Formation | June 2004 |
---|---|
Type | Non-profit organization |
Purpose | Industry trade group |
Website | http://www.openfabrics.org/ |
The OpenFabrics Alliance is a non-profit organization that promotes remote direct memory access (RDMA) switched fabric technologies for server and storage connectivity. These high-speed data-transport technologies are used in high-performance computing facilities, in research and various industries.
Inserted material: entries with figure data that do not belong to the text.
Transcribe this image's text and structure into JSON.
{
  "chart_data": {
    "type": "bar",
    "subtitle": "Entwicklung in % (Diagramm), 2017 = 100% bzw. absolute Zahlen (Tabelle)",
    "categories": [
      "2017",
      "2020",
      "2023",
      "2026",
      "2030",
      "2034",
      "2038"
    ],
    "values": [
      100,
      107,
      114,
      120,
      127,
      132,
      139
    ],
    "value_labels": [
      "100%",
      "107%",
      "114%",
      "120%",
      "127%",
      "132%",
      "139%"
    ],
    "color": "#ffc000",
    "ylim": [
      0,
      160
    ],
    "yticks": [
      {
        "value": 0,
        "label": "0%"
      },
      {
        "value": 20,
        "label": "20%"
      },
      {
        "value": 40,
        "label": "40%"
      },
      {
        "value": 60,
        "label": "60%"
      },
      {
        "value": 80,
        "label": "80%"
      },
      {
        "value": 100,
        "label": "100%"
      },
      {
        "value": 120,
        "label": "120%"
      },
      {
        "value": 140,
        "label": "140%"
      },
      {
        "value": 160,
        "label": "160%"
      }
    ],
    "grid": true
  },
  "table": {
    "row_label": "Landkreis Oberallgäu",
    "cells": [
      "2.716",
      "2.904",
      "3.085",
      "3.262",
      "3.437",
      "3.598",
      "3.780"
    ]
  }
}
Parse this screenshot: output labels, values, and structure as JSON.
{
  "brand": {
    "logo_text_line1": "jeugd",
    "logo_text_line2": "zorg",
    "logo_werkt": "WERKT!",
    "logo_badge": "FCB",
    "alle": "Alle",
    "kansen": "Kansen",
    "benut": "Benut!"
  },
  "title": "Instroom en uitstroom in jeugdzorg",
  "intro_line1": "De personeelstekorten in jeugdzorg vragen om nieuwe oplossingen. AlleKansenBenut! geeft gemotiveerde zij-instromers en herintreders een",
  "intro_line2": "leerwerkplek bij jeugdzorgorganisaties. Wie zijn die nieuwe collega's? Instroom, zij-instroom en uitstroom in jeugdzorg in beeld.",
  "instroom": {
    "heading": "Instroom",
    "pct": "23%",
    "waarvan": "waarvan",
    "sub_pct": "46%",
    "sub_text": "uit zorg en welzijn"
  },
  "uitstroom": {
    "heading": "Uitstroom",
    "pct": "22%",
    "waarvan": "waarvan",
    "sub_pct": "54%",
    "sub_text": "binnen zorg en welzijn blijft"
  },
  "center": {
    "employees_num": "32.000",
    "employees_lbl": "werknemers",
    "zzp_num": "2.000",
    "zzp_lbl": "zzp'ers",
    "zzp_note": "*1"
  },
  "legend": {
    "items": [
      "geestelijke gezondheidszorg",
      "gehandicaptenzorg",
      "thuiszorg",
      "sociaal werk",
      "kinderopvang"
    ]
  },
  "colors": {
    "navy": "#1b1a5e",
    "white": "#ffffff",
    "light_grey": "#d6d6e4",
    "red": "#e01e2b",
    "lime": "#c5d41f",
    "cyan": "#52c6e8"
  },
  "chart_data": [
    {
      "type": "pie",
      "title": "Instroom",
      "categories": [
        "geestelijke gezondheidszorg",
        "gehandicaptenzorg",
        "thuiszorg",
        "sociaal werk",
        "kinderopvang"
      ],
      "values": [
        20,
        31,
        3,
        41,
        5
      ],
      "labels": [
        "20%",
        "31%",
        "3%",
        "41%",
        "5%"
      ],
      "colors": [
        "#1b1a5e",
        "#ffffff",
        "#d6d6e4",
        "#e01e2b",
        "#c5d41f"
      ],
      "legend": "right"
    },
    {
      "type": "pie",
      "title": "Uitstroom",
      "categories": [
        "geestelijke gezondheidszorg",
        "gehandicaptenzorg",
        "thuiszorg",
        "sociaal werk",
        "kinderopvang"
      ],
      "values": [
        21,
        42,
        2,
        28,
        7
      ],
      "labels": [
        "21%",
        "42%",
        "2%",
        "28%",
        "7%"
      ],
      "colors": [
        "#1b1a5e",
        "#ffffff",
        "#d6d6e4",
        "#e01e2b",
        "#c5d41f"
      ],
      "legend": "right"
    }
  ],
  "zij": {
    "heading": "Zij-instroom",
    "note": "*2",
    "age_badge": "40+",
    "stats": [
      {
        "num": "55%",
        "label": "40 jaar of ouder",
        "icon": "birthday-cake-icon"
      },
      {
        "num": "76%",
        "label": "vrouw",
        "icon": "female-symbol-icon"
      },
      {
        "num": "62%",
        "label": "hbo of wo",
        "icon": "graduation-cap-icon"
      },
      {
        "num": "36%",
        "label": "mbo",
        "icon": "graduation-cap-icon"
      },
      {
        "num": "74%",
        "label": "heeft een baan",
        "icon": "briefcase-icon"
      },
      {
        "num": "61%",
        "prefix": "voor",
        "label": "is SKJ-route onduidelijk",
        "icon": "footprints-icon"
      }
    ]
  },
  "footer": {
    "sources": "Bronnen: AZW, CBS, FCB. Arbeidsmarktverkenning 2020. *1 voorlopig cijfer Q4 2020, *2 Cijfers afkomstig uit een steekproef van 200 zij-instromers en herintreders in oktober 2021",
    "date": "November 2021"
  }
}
The OpenFabrics Alliance aims to develop open-source software that supports the three major RDMA fabric technologies: InfiniBand, RDMA over Converged Ethernet (RoCE) and iWARP. The software includes two packages, one that runs on Linux and FreeBSD and one that runs on Microsoft Windows. The alliance worked with two large Linux distributors—Novell and Red Hat—as well as Microsoft on compatibility with their operating systems.
Founded in June 2004 as the OpenIB Alliance, the organization originally developed an InfiniBand software stack for Linux. Initial funding for the Alliance was provided by the United States Department of Energy. The alliance released the first version of the OFED (OpenFabrics Enterprise Distribution) in 2005.
In 2005 the OpenIB Alliance announced support for Microsoft Windows. In 2006, the organization again expanded its charter to include support for iWARP, which is a transport technology that competes with InfiniBand. At that time the alliance changed its name to the OpenFabrics Alliance. Subsequent releases have added support for iWARP and Windows.
In 2011, OFED stack was ported to FreeBSD and included in FreeBSD 9.
A community of developers from hardware manufacturers, software vendors, system integrators, government agencies and academia continue[update] to work on OFED. The OpenFabrics Alliance provides architectures, software repositories, interoperability tests, bug databases, workshops, and BSD- and GPL-licensed code to facilitate development.